The retreat, day by day
What to expect at the retreat
A day-by-day walk through the four days. For founders who have been accepted, and for serious applicants gauging whether the format is right for them.
Day 1
Arrival, ideation, formation
Land. Pitch v1.
- Arrival + welcome dinner with the cohort and Inception team
- First-round pitch delivery to the full cohort — raw, unrehearsed, a baseline
- Small-group breakouts: what is the actual story you are telling investors
- Group formation around pitch-feedback pods that stay together through Day 3
Energizing and slightly destabilizing. You arrive with a deck you thought was good; you leave Day 1 knowing what is actually weak about it.
Day 2
Intensive building
Tear down. Rebuild.
- Morning: 1:1 advisor sessions — operators and investors with directly relevant experience
- Afternoon: working time, with pod feedback throughout
- Evening: founders-only dinner with informal cross-pollination
- Pitch v2 delivered late Day 2 — the structural rework is in
The most building-focused day. Many founders describe Day 2 as the inflection point — when the narrative starts to actually click.
Day 3
Pitch refinement, multiple rounds
Polish. Stress-test.
- Morning: rapid-fire pitch rounds with rotating advisor critique
- Mid-day: investor-perspective drills — what objections does this raise
- Afternoon: refinement and rest in equal measure (you will need both)
- Evening: alumni dinner — past cohort founders join, bringing pattern-matching from their own raises
Tighter, more practiced. By end of Day 3 the pitch is unrecognizable from where it started — in the right way.
Day 4
Demo Day
Deliver.
- Morning: final-version rehearsals and last advisor passes
- Afternoon: Demo Day with invited investors and operators in the room
- Post-Demo Day: investor conversations continue informally
- Closing dinner with the full cohort, advisors, and Inception team
The reason it all happened. The pitch you deliver on Day 4 is the one you will keep using to fundraise — sharper, tighter, and grounded in real feedback.
What to bring
- A current version of your pitch deck and any supporting one-pagers
- A working demo or product you can show in person
- A short, honest list of what is broken or unclear about your fundraise
- Notebook and laptop charger; the rest is taken care of
What not to do
- Do not over-rehearse before arrival — Day 1 is most useful when the pitch is fresh
- Do not skip the evenings — much of the value happens around dinner, not in sessions
- Do not treat this as a passive program — you get out what you put in
From past cohorts
How Kazuki turned a near-death experience into Glasp's thesis-driven fundraise — and what Inception Studio's retreat sharpened along the way.
Common questions
Can I bring my co-founder to the retreat?
Yes. Co-founders attend together when both are on the founding team. The retreat is built for founding teams, not solo participants only.

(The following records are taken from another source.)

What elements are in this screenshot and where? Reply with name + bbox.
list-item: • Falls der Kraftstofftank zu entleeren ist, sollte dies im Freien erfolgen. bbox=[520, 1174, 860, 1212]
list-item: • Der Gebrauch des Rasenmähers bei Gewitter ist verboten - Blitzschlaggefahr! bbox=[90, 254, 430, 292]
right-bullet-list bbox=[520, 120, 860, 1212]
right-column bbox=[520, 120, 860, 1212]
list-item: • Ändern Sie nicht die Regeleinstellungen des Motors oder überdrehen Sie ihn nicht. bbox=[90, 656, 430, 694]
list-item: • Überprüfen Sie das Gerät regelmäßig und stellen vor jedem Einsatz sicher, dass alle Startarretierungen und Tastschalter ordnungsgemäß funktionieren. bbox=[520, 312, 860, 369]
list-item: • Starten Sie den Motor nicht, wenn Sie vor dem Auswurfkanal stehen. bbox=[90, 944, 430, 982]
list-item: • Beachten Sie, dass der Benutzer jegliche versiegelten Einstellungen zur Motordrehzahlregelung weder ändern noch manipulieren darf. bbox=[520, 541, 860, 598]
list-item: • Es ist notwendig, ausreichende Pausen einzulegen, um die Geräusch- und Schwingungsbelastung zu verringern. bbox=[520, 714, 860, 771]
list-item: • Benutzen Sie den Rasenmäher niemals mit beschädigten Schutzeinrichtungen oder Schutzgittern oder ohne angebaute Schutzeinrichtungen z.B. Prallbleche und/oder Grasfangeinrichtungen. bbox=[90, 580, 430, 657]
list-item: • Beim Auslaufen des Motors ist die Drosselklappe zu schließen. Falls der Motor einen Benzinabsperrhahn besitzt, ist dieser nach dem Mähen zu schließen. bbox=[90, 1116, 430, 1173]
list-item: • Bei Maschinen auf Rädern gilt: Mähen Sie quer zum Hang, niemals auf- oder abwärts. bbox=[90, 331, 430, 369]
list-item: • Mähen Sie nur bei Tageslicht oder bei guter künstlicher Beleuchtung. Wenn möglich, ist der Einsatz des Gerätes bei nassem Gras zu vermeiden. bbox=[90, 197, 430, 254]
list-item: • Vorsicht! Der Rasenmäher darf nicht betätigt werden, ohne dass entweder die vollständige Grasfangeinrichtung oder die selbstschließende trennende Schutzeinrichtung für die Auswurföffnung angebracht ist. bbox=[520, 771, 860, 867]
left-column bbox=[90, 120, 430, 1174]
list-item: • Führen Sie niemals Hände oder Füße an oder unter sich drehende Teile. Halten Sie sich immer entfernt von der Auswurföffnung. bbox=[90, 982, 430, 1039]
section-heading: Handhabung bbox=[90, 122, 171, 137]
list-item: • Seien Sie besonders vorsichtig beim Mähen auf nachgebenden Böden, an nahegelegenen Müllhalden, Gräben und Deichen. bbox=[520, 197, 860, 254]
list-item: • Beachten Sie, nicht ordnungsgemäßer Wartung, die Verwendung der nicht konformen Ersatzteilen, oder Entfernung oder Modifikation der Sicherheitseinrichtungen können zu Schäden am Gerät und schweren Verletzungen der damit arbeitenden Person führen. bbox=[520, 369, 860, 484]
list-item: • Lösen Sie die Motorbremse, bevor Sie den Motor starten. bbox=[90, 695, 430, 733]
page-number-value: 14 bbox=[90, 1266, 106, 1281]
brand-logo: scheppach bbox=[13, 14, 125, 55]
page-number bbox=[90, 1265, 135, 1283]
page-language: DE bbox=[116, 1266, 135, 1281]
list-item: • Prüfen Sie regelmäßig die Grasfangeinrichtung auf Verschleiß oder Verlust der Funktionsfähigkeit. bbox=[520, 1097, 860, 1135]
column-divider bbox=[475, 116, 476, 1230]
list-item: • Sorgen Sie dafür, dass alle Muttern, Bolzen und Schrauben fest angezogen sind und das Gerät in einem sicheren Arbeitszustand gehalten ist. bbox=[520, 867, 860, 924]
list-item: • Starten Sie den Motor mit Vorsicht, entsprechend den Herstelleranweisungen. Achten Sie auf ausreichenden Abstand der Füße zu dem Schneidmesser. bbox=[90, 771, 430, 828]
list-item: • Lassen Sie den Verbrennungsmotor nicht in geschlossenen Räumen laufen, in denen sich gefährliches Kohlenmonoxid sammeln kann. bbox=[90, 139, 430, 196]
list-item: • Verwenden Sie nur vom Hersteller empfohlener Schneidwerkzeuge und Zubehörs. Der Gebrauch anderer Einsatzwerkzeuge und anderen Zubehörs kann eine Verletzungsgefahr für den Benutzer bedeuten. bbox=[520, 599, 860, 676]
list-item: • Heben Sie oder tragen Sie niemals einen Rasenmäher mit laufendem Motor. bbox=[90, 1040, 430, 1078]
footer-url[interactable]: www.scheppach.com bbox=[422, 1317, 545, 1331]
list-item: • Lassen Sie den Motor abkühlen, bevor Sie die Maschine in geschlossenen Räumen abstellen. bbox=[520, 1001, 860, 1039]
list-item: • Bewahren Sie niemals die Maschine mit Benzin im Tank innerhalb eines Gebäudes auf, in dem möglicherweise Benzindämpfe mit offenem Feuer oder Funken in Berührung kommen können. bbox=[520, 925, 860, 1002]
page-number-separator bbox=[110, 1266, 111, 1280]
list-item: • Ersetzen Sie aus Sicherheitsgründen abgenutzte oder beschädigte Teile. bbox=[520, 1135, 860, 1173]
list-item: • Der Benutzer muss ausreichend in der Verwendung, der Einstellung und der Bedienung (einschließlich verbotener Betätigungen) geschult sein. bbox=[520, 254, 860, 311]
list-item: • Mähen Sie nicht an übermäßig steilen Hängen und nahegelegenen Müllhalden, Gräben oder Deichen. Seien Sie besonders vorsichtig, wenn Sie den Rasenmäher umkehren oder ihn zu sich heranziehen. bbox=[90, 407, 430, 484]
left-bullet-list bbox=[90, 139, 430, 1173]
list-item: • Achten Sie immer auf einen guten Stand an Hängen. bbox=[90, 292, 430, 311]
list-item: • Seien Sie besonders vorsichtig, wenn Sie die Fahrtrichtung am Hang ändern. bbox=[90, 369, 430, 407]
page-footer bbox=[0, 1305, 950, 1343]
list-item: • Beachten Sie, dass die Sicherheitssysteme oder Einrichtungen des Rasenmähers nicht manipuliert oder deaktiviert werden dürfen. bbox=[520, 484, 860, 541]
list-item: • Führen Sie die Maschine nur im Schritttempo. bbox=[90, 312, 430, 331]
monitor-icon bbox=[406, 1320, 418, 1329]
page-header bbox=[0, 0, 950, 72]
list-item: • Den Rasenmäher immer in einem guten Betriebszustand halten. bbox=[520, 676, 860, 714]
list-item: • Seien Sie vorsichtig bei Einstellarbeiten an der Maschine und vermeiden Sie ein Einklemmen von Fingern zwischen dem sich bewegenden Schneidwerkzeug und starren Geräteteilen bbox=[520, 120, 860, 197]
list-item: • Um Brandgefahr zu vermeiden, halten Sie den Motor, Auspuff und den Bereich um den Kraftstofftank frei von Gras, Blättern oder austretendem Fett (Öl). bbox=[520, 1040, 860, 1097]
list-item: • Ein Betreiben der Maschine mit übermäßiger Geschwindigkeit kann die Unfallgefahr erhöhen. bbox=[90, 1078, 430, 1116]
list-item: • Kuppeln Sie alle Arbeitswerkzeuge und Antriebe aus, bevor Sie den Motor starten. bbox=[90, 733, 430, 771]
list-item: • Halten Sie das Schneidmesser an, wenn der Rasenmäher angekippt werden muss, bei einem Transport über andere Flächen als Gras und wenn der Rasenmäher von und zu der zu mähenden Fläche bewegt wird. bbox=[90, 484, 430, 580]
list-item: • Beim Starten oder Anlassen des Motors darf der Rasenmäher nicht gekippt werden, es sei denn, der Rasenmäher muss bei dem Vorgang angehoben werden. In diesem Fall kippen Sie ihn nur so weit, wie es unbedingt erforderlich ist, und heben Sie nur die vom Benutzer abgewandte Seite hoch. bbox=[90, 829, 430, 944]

Is there pre-work before I arrive?
A short prep brief: current pitch deck, list of the questions you most want help with, and a short summary of where you are in the fundraise. The point of the prep is to make Day 1 productive, not to over-rehearse.
What is the typical pace?
Intense. Mornings are structured (advisor sessions, group critique). Afternoons are mixed coaching + working time. Evenings are dinners with advisors, peers, and visiting operators. Sleep is real but not abundant.
What happens on Day 4 / Demo Day?
A refined version of your pitch in front of an invited audience of investors and operators. After Demo Day, alumni dinner and informal follow-up conversations continue into the evening.